Angefügt sei, daß man der Mathemathik verfallen sein, zumindest aber diesem Teil der Wissenschaftshistorie anhängen sollte, um sich diesem Buch zur Gänze hinzugeben: es läßt Mathematik und Philosophie wieder eins werden. Andererseits ist die transportierende Rahmenhandlung in einem mit dem Protagonist aussterbenden Paris, wie sie möglicherweise nur ein im Maghreb verwurzelter Autor erfinden kann, skurril genug, um allein als Erzählung genossen zu werden.

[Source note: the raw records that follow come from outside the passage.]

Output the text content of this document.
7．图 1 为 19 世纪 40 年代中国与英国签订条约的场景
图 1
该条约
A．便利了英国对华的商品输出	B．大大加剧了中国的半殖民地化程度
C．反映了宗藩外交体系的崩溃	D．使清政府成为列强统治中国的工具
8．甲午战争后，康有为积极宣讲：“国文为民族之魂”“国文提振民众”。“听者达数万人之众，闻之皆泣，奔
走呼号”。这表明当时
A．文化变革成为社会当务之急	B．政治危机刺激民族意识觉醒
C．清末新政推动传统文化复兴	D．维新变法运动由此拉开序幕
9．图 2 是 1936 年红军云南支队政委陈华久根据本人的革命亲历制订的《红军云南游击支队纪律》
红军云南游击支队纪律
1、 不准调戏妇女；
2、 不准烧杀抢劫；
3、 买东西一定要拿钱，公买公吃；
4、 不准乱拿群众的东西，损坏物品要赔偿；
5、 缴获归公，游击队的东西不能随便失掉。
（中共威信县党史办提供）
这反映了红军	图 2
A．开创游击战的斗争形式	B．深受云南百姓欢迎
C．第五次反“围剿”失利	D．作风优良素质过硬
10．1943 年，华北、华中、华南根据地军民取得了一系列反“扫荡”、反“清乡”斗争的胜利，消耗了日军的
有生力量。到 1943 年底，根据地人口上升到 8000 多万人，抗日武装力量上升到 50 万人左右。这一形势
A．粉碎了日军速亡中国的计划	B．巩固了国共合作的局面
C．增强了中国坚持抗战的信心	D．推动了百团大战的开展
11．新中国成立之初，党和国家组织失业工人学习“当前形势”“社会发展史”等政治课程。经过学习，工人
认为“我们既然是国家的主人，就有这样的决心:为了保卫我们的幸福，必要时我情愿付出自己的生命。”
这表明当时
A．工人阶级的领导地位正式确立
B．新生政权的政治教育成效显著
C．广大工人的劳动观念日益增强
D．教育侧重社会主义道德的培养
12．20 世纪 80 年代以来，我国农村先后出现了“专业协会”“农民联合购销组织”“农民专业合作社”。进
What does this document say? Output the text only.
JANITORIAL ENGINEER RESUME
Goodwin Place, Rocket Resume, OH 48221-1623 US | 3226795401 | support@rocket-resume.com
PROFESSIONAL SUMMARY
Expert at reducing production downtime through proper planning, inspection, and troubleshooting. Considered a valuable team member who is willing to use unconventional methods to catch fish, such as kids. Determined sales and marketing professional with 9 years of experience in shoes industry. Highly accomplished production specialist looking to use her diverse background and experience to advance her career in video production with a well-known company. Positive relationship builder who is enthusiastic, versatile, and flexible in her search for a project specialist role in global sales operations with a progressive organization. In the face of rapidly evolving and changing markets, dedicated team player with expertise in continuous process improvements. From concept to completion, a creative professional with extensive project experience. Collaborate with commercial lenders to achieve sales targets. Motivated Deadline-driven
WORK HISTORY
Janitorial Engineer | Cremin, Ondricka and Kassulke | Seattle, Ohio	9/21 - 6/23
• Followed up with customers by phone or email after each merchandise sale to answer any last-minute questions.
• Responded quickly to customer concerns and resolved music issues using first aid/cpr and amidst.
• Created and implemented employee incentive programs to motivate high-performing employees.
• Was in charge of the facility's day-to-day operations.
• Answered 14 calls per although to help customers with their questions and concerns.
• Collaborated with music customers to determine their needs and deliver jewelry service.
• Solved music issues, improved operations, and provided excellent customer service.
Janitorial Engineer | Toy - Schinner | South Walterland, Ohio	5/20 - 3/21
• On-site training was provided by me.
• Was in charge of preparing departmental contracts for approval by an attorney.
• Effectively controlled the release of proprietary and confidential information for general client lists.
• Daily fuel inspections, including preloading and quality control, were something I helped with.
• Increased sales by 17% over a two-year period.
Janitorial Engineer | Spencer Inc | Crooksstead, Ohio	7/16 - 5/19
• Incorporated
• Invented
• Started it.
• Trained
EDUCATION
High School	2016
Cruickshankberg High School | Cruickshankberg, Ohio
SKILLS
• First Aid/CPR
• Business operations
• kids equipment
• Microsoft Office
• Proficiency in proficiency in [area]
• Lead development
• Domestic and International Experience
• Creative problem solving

Aus: Denis Guedj, Das Theorem des Papageis, 1999 Hoffmann und Campe Verlag, Hamburg; Le théorème du perroquet, 1999 Éditions du Seuil, Paris

 
Mo, 13.07.2009 |  link | (3377) | 18 K | Ihr Kommentar | abgelegt: Kopfkino


fluechtig   (13.07.09, 13:51)   (link)  
Es heißt ja, so habe ich es gehört und gelesen, dass die Mathematik Logik pur sei und Philosophie eher ein abstraktes Gleiten zwischen Logik und Unlogik sei. Die Mathematik ist mir von Kindesbeinen an fremd geblieben, und ich bin offen gestanden froh, dass die Rechenmaschine erfunden worden ist. Die Philosophie liegt mir da mehr, wenngleich ich hier natürlich auch nur stümperhaft die Nase hineinrecke.

Bei aller Technik liebe ich die stillen Stunden, in denen ich mit Bleistift Papierseiten beschreibe. Sehr sogar.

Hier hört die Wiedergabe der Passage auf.